04:58Mais le lendemain, j'ai une jeune femme féministe qui est venue me voir en me disant, ne tenez
05:02pas compte de ce qui s'est passé hier soir, on ne partage pas le point de vue de certaines
05:06et merci pour ce que vous avez fait.
05:08C'est à dire que j'ai vu que le positionnement de certaines féministes n'était pas partagé
05:14par tout le monde.
05:15Ça a été le seul élément un peu isolé que j'ai vécu et après, on m'a fait comprendre
05:22que ça ne me concernait pas moi forcément.
05:24Moi, j'estime que les débats aient été à huis clos ou public, n'a rien influé sur
05:29mon travail.
05:30Maintenant, on va lui rendre hommage à Madame Pellicot, c'est à dire que je pense que l'ouverture
05:37de la salle d'audience a fait qu'il y a eu cet emballement médiatique, il y a eu cette
05:42réflexion sociétale, il y a eu tous ces sujets aujourd'hui qui sont portés à l'écran
05:46et dans la presse etc. parce que justement, le débat était public et j'ai l'impression
05:51qu'en rendant le débat public, elle a un peu influé sur d'autres femmes parce que
05:56j'ai suivi un petit peu l'actualité sur ce sujet-là après le verdict ou d'autres femmes
06:00ont dit, elle l'a fait, je vais le faire et je vais ouvrir la porte d'audience parce
06:04qu'en fait, ce n'est pas à moi à avoir honte mais à celui qui est mis en cause.

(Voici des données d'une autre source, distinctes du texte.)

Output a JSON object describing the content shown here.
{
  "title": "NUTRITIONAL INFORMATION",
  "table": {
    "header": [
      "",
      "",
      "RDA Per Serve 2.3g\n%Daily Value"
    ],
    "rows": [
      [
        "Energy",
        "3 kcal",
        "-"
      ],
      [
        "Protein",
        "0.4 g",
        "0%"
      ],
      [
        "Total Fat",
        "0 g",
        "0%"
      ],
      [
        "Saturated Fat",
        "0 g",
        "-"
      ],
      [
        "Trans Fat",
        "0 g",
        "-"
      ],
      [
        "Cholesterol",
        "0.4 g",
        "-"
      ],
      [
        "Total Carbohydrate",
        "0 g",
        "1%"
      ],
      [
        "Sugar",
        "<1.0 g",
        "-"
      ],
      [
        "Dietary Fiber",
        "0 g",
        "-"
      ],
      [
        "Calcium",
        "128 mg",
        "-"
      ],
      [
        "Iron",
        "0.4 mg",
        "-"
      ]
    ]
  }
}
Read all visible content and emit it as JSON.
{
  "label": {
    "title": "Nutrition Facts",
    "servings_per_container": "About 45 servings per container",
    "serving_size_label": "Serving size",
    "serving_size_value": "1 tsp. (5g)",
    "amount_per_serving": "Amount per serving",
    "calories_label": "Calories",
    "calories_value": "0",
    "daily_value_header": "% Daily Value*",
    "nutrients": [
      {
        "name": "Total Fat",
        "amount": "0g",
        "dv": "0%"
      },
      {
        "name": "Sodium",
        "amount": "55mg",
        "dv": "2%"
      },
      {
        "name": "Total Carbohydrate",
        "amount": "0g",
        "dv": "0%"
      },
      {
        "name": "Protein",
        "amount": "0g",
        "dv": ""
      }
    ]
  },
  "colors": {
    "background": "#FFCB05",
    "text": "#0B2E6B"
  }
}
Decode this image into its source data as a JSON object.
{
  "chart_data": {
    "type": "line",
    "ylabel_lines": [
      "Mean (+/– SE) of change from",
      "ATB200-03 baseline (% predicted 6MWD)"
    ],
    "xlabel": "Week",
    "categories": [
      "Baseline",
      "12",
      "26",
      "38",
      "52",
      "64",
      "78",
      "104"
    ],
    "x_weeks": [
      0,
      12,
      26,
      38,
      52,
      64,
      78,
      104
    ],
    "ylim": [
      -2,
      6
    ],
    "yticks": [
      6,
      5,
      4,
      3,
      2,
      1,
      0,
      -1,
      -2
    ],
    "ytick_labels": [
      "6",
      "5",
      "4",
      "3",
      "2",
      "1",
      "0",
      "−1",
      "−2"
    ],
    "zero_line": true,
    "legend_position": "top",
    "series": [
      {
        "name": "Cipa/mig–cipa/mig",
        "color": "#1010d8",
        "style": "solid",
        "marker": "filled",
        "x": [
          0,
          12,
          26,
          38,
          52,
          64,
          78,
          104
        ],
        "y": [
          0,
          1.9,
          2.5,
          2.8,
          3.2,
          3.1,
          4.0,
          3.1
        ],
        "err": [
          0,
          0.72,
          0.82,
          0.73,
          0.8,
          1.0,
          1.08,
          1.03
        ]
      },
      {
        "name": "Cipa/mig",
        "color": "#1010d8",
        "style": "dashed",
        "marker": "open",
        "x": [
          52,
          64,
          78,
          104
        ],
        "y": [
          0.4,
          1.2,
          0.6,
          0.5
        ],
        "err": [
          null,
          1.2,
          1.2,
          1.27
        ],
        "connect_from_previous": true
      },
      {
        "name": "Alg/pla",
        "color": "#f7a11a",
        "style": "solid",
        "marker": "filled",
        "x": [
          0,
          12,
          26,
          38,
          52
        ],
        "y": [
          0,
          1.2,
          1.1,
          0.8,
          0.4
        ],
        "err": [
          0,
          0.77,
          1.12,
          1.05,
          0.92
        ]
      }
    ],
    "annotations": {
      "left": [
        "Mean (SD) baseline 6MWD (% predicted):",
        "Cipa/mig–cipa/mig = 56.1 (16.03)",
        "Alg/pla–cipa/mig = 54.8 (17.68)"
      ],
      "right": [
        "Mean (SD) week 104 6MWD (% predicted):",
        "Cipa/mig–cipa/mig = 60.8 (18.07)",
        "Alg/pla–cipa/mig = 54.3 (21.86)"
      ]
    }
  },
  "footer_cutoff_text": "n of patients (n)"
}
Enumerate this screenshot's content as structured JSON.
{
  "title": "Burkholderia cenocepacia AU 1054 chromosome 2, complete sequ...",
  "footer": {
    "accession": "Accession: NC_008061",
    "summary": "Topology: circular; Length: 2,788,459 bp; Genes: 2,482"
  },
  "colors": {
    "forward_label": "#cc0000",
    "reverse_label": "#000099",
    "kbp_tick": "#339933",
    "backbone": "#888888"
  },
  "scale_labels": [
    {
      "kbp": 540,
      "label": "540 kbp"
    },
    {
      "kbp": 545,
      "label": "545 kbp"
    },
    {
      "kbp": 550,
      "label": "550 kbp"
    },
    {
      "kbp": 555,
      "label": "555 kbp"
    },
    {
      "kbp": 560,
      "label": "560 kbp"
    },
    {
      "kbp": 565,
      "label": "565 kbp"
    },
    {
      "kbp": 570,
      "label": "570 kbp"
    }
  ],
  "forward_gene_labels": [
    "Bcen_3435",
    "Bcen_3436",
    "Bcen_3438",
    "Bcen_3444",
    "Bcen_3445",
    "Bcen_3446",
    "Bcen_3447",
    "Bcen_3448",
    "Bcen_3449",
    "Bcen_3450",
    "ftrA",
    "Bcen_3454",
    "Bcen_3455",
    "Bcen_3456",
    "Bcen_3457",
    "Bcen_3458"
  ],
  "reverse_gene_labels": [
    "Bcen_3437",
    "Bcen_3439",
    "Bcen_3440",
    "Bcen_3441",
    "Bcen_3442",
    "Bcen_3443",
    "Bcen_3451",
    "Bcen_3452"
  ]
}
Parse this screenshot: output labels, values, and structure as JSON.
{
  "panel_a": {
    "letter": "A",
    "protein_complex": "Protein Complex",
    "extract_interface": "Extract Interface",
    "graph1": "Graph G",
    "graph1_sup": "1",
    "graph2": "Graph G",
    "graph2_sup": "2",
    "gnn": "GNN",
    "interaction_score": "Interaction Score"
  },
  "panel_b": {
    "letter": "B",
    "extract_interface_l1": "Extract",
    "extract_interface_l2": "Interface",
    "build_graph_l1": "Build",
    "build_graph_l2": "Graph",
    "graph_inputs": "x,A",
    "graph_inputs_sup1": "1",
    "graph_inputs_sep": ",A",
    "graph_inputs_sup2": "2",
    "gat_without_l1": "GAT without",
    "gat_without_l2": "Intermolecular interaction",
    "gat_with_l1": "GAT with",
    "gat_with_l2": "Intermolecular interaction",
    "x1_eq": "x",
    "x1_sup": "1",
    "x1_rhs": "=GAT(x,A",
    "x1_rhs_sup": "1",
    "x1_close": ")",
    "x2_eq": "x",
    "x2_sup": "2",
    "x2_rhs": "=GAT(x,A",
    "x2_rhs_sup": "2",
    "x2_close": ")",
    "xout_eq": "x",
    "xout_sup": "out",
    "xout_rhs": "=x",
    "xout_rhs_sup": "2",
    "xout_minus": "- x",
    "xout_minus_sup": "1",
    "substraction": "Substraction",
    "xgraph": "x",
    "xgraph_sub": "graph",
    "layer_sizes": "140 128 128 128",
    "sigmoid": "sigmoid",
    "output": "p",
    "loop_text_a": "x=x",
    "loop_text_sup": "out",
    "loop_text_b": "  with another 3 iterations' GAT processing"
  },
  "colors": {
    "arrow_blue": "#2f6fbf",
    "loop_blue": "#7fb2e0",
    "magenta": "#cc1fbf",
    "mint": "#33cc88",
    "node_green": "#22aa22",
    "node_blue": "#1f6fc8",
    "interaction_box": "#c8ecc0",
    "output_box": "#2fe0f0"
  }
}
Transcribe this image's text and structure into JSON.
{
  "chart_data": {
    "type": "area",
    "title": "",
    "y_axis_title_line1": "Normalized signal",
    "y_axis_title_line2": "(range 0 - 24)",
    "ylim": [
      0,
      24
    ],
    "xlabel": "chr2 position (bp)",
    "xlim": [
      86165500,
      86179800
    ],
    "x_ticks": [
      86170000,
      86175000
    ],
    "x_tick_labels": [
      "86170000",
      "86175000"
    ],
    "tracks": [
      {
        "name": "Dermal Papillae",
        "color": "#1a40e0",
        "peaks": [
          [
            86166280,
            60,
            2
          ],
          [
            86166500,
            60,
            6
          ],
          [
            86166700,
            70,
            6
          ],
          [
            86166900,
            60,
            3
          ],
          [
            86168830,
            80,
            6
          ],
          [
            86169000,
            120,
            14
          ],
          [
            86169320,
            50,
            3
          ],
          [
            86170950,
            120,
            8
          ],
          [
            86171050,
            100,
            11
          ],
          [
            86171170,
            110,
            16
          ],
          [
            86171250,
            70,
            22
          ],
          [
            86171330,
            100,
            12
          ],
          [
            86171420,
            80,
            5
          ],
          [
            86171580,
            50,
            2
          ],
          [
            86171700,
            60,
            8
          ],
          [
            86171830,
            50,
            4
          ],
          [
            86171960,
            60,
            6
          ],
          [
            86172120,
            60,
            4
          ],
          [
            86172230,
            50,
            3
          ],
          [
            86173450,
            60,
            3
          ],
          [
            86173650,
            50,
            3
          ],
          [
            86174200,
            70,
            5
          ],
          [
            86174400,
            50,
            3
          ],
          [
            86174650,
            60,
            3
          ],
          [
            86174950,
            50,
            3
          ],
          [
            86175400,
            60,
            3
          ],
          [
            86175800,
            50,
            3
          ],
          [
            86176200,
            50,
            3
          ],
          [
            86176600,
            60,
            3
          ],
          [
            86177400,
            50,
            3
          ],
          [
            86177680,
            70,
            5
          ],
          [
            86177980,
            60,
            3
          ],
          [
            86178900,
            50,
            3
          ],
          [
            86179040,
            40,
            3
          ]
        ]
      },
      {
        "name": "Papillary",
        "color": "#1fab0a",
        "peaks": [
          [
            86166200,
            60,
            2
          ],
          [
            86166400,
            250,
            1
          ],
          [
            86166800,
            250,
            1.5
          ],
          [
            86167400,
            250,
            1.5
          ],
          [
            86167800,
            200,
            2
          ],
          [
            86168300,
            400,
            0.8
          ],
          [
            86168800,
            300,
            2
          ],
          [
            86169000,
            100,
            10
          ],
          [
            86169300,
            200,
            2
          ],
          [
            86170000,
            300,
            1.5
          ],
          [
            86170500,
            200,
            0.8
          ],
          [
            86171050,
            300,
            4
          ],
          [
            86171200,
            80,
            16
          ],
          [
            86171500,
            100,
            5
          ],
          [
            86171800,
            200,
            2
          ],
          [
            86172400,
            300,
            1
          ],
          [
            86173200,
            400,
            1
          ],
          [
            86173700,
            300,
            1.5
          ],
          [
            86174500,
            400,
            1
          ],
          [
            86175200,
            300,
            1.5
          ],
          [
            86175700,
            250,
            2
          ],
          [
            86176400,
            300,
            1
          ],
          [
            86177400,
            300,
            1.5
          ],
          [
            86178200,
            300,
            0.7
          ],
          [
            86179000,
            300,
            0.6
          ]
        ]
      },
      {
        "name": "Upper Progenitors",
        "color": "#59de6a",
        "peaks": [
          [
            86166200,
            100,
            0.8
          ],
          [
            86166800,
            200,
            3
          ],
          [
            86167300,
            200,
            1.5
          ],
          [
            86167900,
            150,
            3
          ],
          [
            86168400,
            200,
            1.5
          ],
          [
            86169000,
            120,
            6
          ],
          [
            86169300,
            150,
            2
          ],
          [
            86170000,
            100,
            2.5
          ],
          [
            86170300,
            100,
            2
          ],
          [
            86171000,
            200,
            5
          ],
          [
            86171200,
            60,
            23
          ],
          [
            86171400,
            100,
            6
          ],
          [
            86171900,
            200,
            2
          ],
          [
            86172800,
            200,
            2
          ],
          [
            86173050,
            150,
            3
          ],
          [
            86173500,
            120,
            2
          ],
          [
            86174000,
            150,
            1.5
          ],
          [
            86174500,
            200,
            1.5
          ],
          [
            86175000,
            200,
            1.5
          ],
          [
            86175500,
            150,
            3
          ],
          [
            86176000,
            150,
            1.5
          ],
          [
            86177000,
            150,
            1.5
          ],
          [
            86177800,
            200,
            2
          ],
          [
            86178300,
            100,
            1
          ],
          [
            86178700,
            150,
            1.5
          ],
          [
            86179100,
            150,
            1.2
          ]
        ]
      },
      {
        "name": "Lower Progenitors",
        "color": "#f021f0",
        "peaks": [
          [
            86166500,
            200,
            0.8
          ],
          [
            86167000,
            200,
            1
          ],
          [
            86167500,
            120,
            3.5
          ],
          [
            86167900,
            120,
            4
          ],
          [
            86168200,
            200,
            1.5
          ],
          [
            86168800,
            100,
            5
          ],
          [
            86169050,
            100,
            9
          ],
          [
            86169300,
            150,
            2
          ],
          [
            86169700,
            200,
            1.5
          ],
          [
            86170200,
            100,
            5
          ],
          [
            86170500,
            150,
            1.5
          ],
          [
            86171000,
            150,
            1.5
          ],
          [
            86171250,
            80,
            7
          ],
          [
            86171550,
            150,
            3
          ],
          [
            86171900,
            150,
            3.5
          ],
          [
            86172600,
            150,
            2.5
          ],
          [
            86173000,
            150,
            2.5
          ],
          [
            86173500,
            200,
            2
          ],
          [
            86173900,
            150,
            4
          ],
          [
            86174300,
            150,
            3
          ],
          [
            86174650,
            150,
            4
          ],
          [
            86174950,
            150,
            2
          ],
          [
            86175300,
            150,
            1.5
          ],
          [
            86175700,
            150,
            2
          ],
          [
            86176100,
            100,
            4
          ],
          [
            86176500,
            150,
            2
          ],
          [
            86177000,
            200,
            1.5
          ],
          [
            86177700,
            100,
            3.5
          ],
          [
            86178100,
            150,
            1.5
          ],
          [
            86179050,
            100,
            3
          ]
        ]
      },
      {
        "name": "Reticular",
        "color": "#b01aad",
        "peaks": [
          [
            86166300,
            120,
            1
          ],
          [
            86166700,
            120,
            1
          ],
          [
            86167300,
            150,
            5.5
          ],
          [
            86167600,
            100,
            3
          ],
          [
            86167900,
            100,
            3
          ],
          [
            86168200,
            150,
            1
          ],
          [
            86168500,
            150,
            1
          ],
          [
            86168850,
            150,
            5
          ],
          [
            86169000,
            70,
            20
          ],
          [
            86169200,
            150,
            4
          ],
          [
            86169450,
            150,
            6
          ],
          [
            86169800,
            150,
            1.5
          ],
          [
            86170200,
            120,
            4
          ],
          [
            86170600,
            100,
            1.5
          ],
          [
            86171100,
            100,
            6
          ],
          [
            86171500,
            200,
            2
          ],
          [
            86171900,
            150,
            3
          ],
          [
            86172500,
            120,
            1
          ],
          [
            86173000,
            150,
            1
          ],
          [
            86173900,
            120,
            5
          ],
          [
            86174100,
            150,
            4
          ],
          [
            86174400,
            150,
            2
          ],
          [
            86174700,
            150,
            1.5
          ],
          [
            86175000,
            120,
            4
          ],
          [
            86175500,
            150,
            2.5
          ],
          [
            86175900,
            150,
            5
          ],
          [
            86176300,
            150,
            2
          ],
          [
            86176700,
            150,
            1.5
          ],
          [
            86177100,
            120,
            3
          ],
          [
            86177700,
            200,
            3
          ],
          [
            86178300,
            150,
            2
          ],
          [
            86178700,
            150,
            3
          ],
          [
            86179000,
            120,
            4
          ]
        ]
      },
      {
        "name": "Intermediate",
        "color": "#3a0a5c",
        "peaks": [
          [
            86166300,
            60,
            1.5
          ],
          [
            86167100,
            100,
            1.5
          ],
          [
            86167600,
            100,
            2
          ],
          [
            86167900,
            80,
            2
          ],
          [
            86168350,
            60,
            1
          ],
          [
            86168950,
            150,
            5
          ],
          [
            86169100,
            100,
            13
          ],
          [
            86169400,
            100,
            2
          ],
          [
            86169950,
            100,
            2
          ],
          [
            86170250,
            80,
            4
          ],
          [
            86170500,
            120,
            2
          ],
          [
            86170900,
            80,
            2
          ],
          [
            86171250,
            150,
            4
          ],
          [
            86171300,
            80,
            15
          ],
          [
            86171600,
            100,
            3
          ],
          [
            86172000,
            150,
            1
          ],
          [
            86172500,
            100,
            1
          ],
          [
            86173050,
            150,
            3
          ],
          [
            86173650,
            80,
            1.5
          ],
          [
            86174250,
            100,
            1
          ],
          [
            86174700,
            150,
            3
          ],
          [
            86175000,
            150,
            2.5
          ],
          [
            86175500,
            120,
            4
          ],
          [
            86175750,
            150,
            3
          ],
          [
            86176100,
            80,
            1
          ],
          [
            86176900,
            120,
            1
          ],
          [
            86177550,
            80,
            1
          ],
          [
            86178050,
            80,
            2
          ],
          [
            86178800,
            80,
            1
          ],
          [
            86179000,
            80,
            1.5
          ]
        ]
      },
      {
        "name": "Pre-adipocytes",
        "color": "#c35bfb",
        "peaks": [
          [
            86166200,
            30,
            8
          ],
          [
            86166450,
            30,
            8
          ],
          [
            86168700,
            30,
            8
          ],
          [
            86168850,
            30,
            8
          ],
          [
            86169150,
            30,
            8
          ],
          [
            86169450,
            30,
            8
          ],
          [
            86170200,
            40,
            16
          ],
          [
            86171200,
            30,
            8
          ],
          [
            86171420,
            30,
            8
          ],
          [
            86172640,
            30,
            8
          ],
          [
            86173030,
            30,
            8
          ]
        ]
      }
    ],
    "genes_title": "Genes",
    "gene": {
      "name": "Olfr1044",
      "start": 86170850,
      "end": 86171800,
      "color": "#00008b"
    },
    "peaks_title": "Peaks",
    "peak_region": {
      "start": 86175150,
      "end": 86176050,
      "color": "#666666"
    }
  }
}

06:12Le jour de cette audience-là, je lui ai dit « Monsieur Pellicot, on va faire comme
06:19si on n'était que tous les deux dans le box avocat, on va oublier la cour, on va oublier
06:23le parquet, le greffe, les intervenants, on n'est que tous les deux, on va se parler
06:27comme on sait se parler tous les deux ». Et il m'a dit « Non, moi je ne sais pas comment
06:32ces photos sont arrivées là ». J'en ai reparlé avec lui à l'issue au parleur
06:39avocat et il m'a confirmé qu'il ne savait toujours pas comment ces photos avaient été
06:42prises. Je ne peux pas aller plus loin, à un moment donné, je suis un peu impuissante,
06:47je ne peux pas aller plus loin.
06:48On évoque effectivement la possibilité de l'appel, on évoque la possibilité de faire
06:57un appel uniquement sur la période de sûreté, les deux tiers qui ont assorti les 20 années
07:03de réclusion. Et puis je lui dis qu'à ce moment-là, si on fait appel de la sûreté,
07:10fatalement le parquet va faire un appel incident et on va se retrouver à la case départ.
07:14Et on a en plus le risque en appel d'un déplafonnement, c'est-à-dire que si une question subsidiaire
07:22est posée sur les actes de torture et barbarie, alors là c'est la perpétuité qui est engrouée.
07:27Et en tant qu'avocat, je ne lui fais pas courir ce risque-là.
07:31D'abord, on se sent très fatigué parce que ça a été un marathon, ça a été une
07:36épreuve, ça a été un condensé pendant trois mois et demi où vous avez nécessité
07:45d'être attentif à tout, les mots, les sujets, l'audience, les échanges, tout ça.
07:53Mais au-delà de ça, on se sent avec peut-être la satisfaction d'un défi qui a été relevé.